Plot summary: Terrebone Plantation is in arrears to the evil overseer M’Closky, who covets the beautiful Octoroon (a person who is 1/8th African) Zoe, who has been raised with love and affection by her father, the recently deceased plantation owner and his wife, and who is in love with George, the new and clueless master of Terrebone from Paris, who is also in love with her and who is being pursued by the wealthy Dora from the plantation over the mountain. M’Clusky forces a sale of the slaves in order to own the innocent Zoe. There is also an Uncle Tom character named Pete with the requisite white curly hair and beard; a boat captain; and Br'er Rabbit, that trickster bunny from African folklore.

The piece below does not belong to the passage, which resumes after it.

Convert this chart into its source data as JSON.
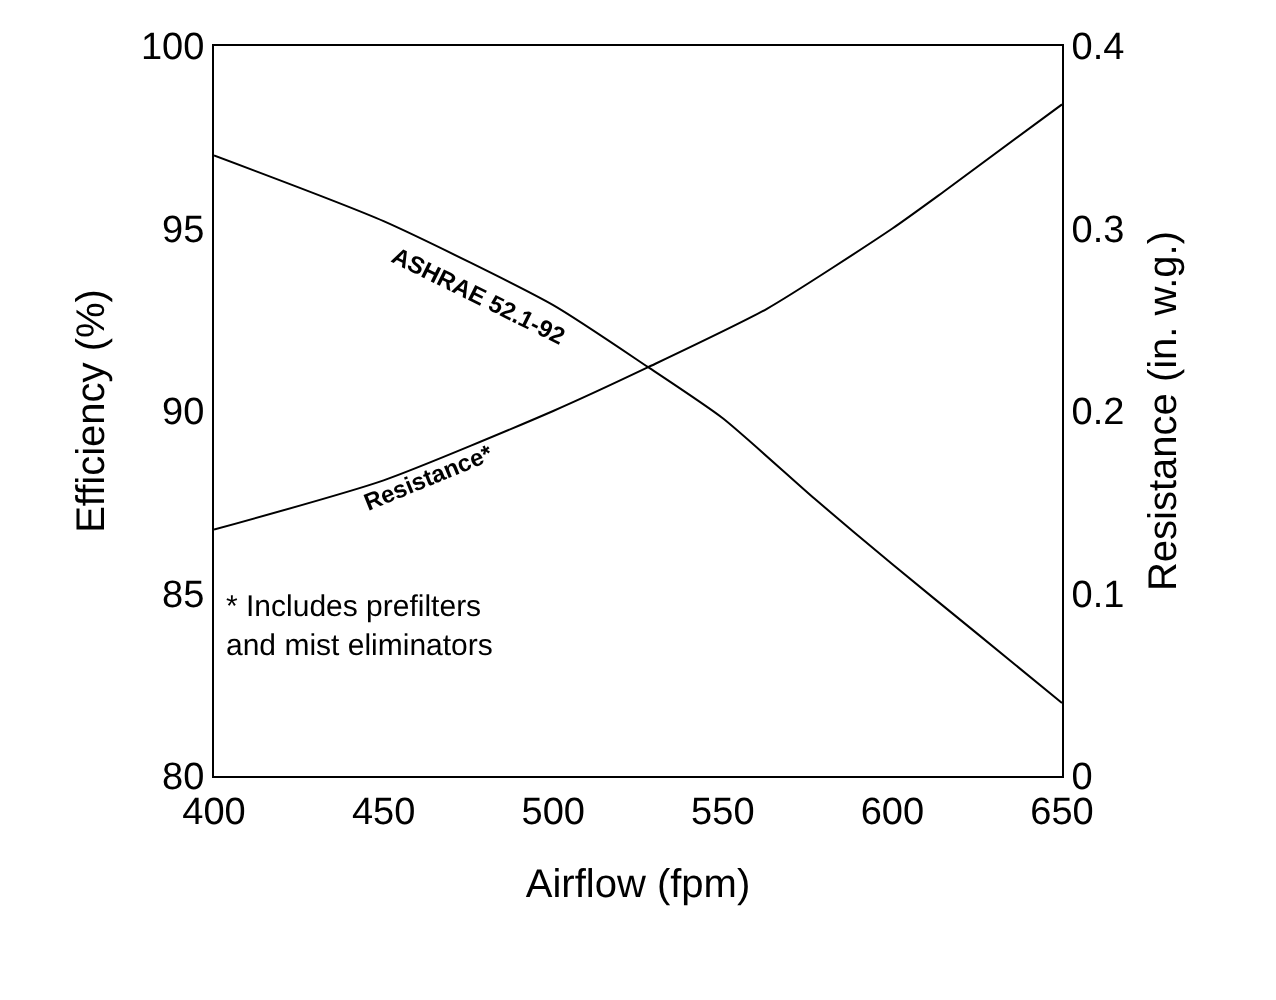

Mr. Sills is excellent in his three roles (BJJ/George/M’Closky), as is Mr. McManus in his roles as Playwright/Wahnotee/LaFouche. I particularly like them both in their roles as BJJ and The Playwright, possibly because the modern dialogue is so well written, and their delivery is spot on. Mr. Sills, dressed as both hero and villain, has a knife fight with himself that is hilarious and frightening at the same time. Lisa Berry and Kiera Sangster as Dido and Minnie, the slave women who speak in 21st century slang, are stellar and offer modern comic relief, but also provide a deeper understanding of the roles imposed on slave women, as does Starr Domingue as Grace, the pregnant slave woman holding a white doll baby done up in blackface as she stands on the auctioneer’s table waiting to be sold. Rounding out the fine cast is Ryan Cunningham who does an excellent job in several roles, including Pete and the young slave boy Paul; Diana Donnelly as the frustrated-in-love Dora; and Samantha Walkes as the Captain and Br'er Rabbit.

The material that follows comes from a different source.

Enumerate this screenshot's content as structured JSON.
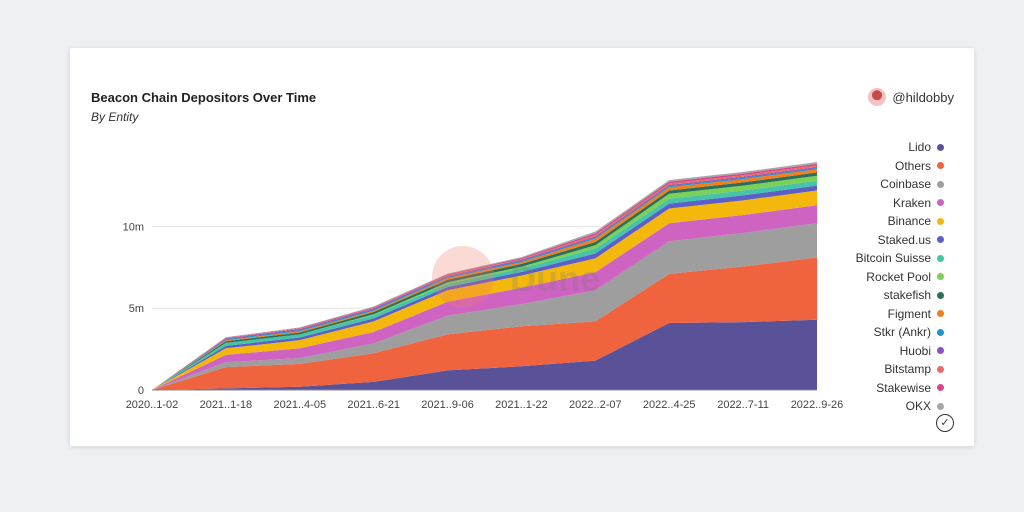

Melodrama exaggerates. Everything happens in an overblown, dramatic fashion. Dialogue, gestures, postures are all larger than life and the characters have no depth. They represent the archetypes of good, evil and innocence, and as such, would be sullied by complex human emotions. Melodrama was catnip to 19th century audiences, but can be a hard sell for modern ones, so it is important that the message come through clearly and not be bogged down in extraneous hoo-ha. This production exaggerates the exaggeration, and in the over-the-topness of it, loses some of its bite. Part of that is due to the excesses of the playwright, whose characters and action do go on and on when less would be more. Director Peter Hinton adds to the excess rather than reins it in, which makes this production less than perfect, but still quite fascinating.

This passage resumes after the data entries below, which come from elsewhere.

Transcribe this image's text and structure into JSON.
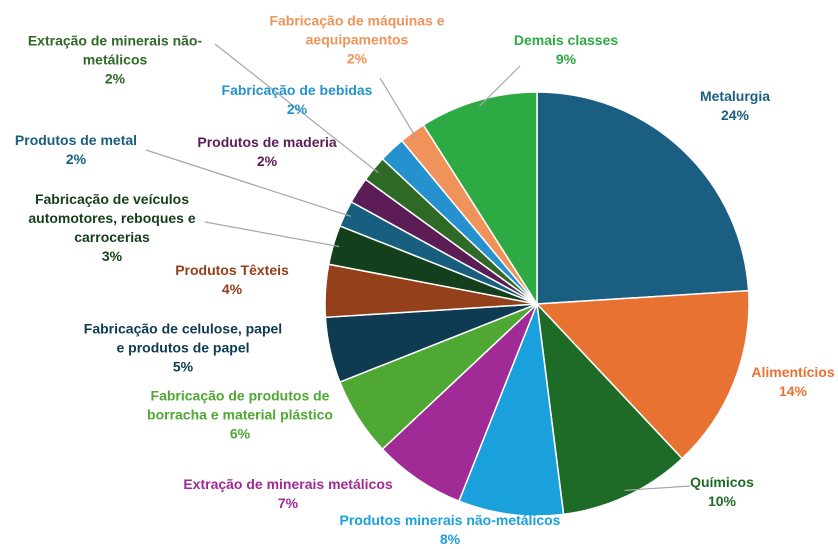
{
  "chart_data": {
    "type": "pie",
    "categories": [
      "Metalurgia",
      "Alimentícios",
      "Químicos",
      "Produtos minerais não-metálicos",
      "Extração de minerais metálicos",
      "Fabricação de produtos de borracha e material plástico",
      "Fabricação de celulose, papel e produtos de papel",
      "Produtos Têxteis",
      "Fabricação de veículos automotores, reboques e carrocerias",
      "Produtos de metal",
      "Produtos de maderia",
      "Extração de minerais não-metálicos",
      "Fabricação de bebidas",
      "Fabricação de máquinas e aequipamentos",
      "Demais classes"
    ],
    "values": [
      24,
      14,
      10,
      8,
      7,
      6,
      5,
      4,
      3,
      2,
      2,
      2,
      2,
      2,
      9
    ],
    "value_labels": [
      "24%",
      "14%",
      "10%",
      "8%",
      "7%",
      "6%",
      "5%",
      "4%",
      "3%",
      "2%",
      "2%",
      "2%",
      "2%",
      "2%",
      "9%"
    ],
    "colors": [
      "#1a5f82",
      "#e87232",
      "#1e6b28",
      "#1aa0dc",
      "#a02a96",
      "#4ea833",
      "#0e3a52",
      "#94401a",
      "#143f1c",
      "#175e7f",
      "#5c1c56",
      "#2e6a26",
      "#2592cf",
      "#f0935a",
      "#2daa44"
    ]
  }
}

While we can laugh at the excesses of the melodrama, on a deeper level we are witness to the subjugation and de-humanization of entire generations of people. Blackface, whiteface, and redface are all mixed up in this mashup of 19th and 21st century racial sensibilities and in-sensibilities. An Octoroon forces us to look at how we perceive color in often uncomfortable ways, to see our history in all its nastiness, as the lovely Zoe is horrified to find out that she is 1/8th African, and therefore an abomination not allowed to marry a white man. How could this be? Yet it was and sadly, in many ways, still is. Racism takes new forms, as BJJ points out the modern concept of the “magical negro” as one example. The 1859 melodrama, which we experience as blatant and brutal racism, was actually an attempt to show audiences of the time the horrors of slavery. I wonder what audiences will think of An Octoroon 150 years from now, should they have the opportunity to see it in its 22nd century iteration.